Wie man mit diesen lästigen „Kaltstellen“ bei der Glasherzung umgeht
Wenn Sie bereits mit komplexen Glasbehältern zu tun hatten – wie z.B. Flaschen mit schmalem Hals oder Volumenflaschen – wissen Sie, wie schwierig das sein kann. Wenn man ein Stück Glas aus dem Ofen holt, stellt man fest, dass einige Bereiche nicht die erforderliche Wärme erhalten haben. Solche Bereiche bezeichnen wir als „Temperaturtote Zonen“.
Das Problem ist, dass die herkömmliche Konvektionsheizung auf Luft angewiesen ist. Doch Luft ist träge – sie möchte sich nicht in enge Kurven oder tiefe Vertiefungen zwängen. Sie fließt einfach daran vorbei.
Deshalb kommen kurzwellige Infrarotlampen ins Spiel.
Die Wärme genau dorthin bringen, wo sie benötigt wird
Man kann Infrarotlampen als eine Art direkten Sichtweg betrachten. Anstatt darauf zu warten, dass warme Luft in eine Ecke gelangt, senden diese Lampen Photonen direkt auf die Glasoberfläche. Wir stellen die Lampen so ein, dass sie genau auf die Absorptionsbänder von Borosilikat- oder Natriumlinsenglas abzielen. Durch die Anordnung der Lampen in einem Mehrwinkelsystem können wir die Wärme gezielt lenken. Dadurch können wir auch jene schwierig zugänglichen Bereiche erreichen, die mit herkömmlichen Heizelementen gar nicht erreicht werden können.
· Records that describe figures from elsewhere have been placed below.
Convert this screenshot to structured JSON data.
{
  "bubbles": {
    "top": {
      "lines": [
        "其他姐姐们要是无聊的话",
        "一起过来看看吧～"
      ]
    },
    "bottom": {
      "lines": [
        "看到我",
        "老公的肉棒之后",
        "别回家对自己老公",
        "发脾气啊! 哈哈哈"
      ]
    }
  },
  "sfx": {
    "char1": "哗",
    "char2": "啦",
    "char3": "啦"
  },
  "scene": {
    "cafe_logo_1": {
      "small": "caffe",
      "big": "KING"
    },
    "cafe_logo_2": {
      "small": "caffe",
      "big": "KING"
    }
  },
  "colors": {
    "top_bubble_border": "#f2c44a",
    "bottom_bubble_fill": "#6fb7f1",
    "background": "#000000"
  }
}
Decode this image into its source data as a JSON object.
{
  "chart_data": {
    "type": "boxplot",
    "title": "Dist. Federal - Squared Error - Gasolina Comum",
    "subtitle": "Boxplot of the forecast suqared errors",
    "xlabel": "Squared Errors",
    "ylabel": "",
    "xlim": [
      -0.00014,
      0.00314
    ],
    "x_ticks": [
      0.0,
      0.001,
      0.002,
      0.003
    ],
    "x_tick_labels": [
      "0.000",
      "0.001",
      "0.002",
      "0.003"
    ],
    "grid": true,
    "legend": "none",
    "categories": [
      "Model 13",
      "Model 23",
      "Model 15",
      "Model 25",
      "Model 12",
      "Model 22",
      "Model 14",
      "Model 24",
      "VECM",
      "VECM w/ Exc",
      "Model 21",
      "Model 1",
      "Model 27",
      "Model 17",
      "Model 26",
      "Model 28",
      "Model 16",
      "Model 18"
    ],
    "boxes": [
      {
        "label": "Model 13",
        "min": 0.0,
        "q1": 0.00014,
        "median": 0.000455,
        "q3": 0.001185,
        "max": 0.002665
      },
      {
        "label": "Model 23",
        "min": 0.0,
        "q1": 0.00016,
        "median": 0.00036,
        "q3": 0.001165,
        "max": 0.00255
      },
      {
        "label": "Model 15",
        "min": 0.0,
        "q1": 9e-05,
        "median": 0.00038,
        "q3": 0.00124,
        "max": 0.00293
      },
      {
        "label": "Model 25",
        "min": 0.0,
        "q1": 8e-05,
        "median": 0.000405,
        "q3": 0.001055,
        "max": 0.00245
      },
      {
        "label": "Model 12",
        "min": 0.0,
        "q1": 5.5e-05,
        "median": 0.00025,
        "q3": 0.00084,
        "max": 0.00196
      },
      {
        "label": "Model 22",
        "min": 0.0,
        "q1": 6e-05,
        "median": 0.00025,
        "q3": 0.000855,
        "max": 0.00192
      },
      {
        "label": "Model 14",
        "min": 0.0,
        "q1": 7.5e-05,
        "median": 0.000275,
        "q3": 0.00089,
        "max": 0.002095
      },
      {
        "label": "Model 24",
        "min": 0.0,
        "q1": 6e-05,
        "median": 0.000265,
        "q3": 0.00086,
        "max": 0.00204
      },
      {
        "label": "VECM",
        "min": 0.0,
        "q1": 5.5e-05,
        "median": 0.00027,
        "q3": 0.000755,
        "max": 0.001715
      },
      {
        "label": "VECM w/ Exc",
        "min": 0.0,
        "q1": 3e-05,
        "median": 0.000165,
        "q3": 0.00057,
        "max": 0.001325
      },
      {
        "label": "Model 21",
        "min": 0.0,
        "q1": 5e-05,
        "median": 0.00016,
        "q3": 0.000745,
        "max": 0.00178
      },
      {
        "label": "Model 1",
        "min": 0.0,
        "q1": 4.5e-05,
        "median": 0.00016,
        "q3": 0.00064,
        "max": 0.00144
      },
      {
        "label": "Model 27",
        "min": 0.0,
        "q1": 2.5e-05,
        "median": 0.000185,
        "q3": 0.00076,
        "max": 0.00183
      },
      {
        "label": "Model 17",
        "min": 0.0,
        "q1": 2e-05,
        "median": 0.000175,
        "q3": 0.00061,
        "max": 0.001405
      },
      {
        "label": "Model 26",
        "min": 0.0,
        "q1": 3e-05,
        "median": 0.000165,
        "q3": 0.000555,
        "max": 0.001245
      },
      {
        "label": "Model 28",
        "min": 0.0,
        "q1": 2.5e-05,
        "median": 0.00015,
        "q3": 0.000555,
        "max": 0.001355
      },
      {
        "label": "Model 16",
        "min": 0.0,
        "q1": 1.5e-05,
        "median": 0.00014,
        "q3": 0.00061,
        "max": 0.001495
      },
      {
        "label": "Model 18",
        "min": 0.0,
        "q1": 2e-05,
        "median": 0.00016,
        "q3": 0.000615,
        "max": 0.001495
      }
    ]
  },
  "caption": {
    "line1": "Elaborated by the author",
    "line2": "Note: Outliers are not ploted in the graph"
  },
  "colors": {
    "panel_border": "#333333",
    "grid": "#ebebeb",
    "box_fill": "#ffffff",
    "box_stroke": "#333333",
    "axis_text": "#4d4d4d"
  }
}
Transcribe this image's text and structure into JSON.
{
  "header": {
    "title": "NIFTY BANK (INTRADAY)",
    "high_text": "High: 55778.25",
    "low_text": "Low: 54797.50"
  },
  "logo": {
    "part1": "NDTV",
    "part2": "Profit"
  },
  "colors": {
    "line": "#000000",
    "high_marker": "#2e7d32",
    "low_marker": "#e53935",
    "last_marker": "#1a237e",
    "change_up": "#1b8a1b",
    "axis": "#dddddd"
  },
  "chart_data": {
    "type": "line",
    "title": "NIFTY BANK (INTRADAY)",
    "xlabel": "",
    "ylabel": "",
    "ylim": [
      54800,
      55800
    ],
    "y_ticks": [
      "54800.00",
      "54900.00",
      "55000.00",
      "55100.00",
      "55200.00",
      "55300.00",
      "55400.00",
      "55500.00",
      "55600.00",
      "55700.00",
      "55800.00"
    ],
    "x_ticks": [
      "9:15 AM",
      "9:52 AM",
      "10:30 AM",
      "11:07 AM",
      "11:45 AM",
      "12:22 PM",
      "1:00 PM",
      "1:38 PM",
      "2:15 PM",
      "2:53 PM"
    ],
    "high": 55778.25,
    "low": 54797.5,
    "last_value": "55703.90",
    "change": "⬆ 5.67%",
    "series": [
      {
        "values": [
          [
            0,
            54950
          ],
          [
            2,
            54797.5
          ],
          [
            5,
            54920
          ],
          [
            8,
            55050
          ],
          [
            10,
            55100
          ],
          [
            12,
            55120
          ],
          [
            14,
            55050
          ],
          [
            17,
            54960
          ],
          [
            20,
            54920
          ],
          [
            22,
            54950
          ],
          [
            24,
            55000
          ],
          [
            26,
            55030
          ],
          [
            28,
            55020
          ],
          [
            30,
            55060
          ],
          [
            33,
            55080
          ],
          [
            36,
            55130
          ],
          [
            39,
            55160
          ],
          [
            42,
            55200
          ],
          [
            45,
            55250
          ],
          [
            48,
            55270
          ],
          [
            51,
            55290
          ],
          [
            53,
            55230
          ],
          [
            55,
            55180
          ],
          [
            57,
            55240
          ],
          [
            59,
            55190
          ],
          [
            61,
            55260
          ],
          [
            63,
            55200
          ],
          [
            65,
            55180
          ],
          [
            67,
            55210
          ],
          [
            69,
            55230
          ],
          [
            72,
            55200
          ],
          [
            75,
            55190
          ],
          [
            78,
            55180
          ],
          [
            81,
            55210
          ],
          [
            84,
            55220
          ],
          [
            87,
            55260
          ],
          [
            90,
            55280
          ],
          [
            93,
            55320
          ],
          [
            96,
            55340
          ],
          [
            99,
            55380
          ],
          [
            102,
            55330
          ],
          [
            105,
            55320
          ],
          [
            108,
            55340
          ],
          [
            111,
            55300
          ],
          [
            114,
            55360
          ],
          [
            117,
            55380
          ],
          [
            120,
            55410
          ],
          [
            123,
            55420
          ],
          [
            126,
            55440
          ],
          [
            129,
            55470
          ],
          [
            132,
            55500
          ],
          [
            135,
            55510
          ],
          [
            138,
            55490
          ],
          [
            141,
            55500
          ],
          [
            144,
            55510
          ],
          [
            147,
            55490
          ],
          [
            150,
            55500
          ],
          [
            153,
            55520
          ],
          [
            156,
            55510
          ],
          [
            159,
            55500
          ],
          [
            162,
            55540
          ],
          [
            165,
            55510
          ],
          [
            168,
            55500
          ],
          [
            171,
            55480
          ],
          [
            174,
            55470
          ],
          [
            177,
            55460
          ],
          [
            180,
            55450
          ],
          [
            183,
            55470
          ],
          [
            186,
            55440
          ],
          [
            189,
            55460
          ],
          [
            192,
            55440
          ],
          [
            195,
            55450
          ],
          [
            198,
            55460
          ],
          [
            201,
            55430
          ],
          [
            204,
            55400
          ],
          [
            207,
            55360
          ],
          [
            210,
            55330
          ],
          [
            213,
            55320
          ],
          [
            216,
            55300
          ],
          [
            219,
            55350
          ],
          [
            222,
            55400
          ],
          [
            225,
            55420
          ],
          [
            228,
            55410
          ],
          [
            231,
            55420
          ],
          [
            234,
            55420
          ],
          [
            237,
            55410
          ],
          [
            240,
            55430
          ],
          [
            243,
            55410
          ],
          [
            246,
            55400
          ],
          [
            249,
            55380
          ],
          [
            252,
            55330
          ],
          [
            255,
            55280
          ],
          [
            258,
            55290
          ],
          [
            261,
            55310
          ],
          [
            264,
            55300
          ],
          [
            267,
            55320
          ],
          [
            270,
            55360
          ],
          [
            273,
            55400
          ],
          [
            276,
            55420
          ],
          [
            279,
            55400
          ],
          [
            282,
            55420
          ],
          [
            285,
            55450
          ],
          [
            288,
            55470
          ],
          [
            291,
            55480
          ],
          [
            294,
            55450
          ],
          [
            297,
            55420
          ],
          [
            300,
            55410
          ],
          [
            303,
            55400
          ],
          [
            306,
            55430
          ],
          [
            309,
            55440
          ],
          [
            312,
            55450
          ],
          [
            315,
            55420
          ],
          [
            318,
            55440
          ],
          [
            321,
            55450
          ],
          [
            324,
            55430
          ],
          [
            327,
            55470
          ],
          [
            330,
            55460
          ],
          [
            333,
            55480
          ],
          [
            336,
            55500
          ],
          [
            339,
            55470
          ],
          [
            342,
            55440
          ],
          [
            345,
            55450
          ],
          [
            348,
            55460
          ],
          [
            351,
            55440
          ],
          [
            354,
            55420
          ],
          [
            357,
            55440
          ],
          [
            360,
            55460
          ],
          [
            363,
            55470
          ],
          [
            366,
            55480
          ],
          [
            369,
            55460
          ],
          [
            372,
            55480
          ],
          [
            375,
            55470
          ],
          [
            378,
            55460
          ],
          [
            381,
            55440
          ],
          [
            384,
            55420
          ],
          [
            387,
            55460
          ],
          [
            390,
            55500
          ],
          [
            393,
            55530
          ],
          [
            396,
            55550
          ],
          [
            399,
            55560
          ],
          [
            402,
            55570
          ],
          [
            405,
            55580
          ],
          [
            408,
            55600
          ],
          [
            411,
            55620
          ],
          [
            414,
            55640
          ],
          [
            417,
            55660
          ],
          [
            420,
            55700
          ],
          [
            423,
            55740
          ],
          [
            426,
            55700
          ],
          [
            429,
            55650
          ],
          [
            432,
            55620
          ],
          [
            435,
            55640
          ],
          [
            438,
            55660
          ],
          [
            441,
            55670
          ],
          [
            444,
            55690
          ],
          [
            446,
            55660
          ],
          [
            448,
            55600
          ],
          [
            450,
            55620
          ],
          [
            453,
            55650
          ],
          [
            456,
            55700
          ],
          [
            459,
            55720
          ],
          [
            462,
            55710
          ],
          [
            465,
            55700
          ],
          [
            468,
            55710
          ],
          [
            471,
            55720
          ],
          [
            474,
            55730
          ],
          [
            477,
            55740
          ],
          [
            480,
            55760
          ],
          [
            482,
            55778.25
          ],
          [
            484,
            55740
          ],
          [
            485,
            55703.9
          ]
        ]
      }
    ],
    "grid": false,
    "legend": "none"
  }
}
Geschwindigkeit ist entscheidend
Einer der Vorteile dieser Heizgeräte ist ihre geringe „thermische Masse“. Sobald man den Schalter betätigt, sind sie bereits heiß – in Millisekunden. Dadurch werden die PID-Regelkreise unglaublich schnell reagieren. Man kann die Temperatur sofort erhöhen oder senken – was sehr nützlich ist, wenn man thermische Schocks vermeiden will.
Achtung: Wenn man hocheffiziente Heizgeräte verwendet, ist die Wärmestärke sehr hoch. Dadurch können billige Materialien beschädigt werden. Stellen Sie sicher, dass Sie hitzebeständige Legierungen für die Halterungen der Lampen verwenden – sonst wird das Metall schnell deformiert.
Kompromisse müssen gemacht werden
Wir entwerfen diese Geräte in der Regel als Ersatz für alte, unpraktische Heizsysteme. Da es sich um Kurzwellen-Infrarotlampen handelt, wird die Größe des Ofens erheblich reduziert.
Doch es gibt einen Nachteil: Kurzwellen-Infrarotstrahlung dringt nicht so tief in das Glas ein wie Langwellenstrahlung. Wenn man mit sehr dicken Glaswänden arbeitet, kann man nicht einfach nur die Wärme darauf richten. Man muss auf die Einbrenndauer achten, damit der Kern die richtige Temperatur erreicht, ohne dass die Oberfläche beschädigt wird. Es geht also darum, den richtigen Balancepunkt zwischen Leistung und Entfernung zu finden, damit keine neuen „Kaltstellen“ entstehen.